If there is one salve of sorts left for San Diego this offseason, it’s the team’s ongoing pursuit of Japanese phenom Roki Sasaki, a generationally gifted pitcher available for a fraction of what he’s worth — the ideal target for a club stuck in financial limbo. This is a player the organization has coveted for years, with Preller explicitly referencing Sasaki during Seidler’s celebration of life at Petco Park last March and continued reports of the club’s intense efforts to recruit the 23-year-old right-hander this winter.

Sasaki’s free agency will reach its highly anticipated conclusion in the next couple of weeks, with the Padres rumored as the front-runners.

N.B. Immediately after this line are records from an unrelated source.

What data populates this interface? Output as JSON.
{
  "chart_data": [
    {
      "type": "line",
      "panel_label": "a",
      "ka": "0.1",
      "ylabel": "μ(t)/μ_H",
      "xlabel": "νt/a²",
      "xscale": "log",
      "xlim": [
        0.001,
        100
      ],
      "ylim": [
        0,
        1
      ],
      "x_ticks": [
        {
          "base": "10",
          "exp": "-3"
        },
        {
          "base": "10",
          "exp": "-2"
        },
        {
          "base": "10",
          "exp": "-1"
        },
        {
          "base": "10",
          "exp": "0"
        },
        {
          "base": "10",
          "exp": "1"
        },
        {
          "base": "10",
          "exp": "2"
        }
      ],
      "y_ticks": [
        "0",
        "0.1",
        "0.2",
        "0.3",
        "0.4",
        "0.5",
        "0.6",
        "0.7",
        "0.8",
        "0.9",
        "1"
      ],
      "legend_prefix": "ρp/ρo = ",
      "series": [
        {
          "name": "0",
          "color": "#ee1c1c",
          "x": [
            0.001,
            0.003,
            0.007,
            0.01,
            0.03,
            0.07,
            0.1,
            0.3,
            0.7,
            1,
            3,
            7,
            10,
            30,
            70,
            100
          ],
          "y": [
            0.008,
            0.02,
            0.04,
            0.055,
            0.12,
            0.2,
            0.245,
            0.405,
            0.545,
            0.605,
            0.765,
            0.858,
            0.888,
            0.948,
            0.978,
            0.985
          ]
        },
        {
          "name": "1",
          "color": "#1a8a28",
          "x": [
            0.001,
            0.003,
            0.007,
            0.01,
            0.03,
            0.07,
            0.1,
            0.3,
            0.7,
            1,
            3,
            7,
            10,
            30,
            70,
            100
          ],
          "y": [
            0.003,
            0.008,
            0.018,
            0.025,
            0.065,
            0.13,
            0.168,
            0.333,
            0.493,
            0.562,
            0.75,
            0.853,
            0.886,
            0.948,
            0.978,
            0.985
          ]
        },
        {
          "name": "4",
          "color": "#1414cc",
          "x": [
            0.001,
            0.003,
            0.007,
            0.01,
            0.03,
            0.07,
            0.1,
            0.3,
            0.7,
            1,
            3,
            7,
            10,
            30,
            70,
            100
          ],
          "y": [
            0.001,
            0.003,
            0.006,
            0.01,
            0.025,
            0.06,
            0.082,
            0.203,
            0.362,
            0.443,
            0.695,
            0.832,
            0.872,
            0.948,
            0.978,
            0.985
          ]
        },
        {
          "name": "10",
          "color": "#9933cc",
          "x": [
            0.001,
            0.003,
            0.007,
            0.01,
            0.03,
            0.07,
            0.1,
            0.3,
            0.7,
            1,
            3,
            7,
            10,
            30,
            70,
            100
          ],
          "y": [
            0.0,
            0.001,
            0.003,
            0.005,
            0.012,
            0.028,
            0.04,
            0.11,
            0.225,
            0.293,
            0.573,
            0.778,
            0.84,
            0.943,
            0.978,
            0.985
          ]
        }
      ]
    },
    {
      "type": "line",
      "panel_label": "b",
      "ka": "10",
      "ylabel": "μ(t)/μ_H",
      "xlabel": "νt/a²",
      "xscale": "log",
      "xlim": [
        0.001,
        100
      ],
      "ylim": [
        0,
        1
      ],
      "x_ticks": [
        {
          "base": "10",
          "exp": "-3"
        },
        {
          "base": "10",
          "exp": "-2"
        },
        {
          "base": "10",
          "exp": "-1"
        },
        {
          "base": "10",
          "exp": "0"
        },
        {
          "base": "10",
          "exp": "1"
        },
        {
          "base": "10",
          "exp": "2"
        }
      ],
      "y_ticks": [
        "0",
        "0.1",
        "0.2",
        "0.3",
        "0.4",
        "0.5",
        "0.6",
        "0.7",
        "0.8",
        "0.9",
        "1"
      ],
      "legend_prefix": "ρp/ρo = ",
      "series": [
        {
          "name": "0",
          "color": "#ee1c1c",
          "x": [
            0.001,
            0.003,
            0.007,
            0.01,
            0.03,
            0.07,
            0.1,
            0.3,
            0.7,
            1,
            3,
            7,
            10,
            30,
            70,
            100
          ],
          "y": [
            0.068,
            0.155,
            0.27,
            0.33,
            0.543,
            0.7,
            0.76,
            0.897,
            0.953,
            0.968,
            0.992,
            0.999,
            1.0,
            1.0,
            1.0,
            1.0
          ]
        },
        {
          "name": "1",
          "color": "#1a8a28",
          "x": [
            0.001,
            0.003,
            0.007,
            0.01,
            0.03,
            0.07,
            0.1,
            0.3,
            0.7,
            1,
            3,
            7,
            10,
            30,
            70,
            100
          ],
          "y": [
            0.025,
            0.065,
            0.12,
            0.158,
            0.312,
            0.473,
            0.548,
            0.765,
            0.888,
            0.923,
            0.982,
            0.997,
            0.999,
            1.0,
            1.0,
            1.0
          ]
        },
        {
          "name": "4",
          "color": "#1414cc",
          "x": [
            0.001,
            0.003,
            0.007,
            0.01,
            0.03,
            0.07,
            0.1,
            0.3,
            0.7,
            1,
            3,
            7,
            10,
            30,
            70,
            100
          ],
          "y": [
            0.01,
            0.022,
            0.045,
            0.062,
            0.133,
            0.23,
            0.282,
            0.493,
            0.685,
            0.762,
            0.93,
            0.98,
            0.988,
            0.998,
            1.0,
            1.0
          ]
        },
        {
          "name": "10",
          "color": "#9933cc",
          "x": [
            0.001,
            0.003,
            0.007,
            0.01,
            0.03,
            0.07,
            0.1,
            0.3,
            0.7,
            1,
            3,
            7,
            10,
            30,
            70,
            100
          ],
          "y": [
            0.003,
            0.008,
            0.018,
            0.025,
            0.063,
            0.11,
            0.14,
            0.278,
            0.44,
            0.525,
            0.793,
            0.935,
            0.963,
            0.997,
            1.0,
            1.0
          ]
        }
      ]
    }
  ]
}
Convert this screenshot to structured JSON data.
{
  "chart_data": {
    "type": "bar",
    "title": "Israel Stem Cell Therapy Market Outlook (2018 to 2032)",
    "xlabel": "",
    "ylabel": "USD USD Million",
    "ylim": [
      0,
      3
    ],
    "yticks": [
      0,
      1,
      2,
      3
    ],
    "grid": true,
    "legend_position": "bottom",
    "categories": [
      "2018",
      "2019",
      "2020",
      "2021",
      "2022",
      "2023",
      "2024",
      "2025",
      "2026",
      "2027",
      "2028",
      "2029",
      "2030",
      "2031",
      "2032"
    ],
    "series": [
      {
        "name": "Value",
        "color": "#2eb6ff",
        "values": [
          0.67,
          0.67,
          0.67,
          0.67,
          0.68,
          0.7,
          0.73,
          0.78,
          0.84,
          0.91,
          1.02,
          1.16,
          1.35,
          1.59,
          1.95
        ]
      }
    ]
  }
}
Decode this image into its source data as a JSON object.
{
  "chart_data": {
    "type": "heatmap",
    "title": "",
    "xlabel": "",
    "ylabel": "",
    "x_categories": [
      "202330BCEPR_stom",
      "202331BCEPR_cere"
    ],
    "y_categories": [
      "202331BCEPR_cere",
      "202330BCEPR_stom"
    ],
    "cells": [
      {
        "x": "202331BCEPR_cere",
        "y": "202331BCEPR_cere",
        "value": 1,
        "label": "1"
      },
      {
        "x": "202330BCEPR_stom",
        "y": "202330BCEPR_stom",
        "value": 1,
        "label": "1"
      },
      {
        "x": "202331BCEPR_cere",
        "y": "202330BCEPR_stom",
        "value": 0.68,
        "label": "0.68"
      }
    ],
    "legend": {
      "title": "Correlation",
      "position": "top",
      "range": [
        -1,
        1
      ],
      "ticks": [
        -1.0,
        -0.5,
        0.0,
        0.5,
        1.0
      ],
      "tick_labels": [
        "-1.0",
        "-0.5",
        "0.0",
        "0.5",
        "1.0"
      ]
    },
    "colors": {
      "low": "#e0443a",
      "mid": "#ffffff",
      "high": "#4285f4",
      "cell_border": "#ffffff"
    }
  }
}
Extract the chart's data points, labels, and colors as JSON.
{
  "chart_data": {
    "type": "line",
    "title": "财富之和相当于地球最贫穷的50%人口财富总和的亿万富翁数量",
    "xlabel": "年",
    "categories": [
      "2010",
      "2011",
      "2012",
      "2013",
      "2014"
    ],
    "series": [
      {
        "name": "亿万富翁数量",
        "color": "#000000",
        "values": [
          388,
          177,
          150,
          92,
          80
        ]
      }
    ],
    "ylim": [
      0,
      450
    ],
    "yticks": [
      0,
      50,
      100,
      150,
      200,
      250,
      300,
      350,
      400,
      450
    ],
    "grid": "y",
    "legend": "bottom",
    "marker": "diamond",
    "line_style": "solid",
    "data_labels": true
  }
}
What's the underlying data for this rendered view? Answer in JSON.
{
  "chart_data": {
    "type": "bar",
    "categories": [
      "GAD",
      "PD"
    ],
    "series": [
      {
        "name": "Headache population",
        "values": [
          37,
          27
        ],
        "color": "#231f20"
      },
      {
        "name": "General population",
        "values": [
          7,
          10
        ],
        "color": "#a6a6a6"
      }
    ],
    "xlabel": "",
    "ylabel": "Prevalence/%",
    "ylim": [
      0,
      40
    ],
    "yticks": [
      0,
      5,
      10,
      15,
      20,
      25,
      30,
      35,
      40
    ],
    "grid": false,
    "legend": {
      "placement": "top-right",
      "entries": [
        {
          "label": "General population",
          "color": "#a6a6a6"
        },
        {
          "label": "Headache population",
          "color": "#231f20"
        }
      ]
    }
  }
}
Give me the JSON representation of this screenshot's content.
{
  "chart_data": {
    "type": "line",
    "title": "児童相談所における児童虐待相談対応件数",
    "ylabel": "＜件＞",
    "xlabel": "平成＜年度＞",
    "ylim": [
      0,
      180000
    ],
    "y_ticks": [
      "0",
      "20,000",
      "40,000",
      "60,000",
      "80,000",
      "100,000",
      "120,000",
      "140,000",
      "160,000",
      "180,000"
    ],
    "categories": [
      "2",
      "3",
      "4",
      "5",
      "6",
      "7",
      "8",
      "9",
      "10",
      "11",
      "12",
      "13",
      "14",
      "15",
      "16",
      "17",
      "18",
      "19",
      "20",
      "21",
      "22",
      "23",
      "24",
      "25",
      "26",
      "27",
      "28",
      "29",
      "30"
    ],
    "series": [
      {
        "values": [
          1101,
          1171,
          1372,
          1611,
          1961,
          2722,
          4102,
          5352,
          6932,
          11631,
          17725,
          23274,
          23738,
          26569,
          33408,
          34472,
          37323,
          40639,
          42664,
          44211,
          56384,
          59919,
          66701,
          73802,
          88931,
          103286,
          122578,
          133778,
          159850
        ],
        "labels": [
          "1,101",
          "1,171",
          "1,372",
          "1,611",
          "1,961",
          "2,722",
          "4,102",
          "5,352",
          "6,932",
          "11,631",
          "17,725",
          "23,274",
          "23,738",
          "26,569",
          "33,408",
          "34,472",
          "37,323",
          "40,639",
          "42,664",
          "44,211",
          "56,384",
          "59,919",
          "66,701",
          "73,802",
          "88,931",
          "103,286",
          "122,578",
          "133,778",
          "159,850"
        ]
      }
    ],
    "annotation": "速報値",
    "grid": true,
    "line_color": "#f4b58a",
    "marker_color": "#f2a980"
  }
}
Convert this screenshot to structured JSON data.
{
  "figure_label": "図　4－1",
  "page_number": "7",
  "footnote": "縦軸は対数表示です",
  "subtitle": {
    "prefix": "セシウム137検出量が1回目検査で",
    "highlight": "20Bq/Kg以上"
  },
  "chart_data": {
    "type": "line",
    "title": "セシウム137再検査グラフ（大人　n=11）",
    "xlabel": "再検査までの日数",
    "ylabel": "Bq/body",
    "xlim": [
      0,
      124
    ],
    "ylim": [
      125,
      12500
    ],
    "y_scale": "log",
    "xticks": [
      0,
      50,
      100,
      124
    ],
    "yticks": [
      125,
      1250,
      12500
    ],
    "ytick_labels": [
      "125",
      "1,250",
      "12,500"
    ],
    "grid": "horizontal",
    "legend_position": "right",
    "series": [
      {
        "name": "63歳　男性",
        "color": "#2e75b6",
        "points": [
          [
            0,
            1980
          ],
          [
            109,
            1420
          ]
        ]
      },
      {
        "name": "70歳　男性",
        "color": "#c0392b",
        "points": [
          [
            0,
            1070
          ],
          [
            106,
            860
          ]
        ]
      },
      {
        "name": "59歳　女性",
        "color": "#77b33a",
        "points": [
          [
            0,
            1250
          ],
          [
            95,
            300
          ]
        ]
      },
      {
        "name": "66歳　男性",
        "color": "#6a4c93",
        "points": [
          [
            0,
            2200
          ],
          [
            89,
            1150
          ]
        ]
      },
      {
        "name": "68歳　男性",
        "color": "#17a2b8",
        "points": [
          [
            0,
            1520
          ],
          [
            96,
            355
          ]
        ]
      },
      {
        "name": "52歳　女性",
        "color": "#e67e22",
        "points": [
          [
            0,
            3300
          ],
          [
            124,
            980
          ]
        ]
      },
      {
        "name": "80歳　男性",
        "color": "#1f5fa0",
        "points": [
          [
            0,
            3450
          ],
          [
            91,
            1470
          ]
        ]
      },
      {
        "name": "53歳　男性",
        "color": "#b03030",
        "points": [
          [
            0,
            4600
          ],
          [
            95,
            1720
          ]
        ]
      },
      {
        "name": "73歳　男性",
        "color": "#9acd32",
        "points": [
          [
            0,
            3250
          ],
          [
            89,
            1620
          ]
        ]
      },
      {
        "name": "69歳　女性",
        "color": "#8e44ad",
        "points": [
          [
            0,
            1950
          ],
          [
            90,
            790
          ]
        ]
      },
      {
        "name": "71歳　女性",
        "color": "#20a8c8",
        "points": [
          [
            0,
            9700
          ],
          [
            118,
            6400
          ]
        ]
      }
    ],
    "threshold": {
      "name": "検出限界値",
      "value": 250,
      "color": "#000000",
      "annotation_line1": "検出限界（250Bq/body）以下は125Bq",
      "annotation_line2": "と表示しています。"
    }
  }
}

It’s unclear whether the ongoing ownership dispute will have any impact on the team’s ability to sway Sasaki, but that cloudy context only underscores how big of a deal landing Sasaki would be for a fan base craving any semblance of good news. That said, while adding Sasaki would strengthen San Diego’s rotation and represent a humungous organizational victory, it would hardly solve the litany of issues elsewhere on the roster.

Overall, the problems in San Diego are plain and simple. The solutions, less so. World Series ingredients remain at the highest rungs of this roster, but championship-caliber depth is sorely lacking. The team is already committed to a number of stars but financially hamstrung beyond them. How the Padres proceed from this point — whether they opt for more dramatic moves or simply hold steady — will be one of the most important stories to monitor from now until Opening Day.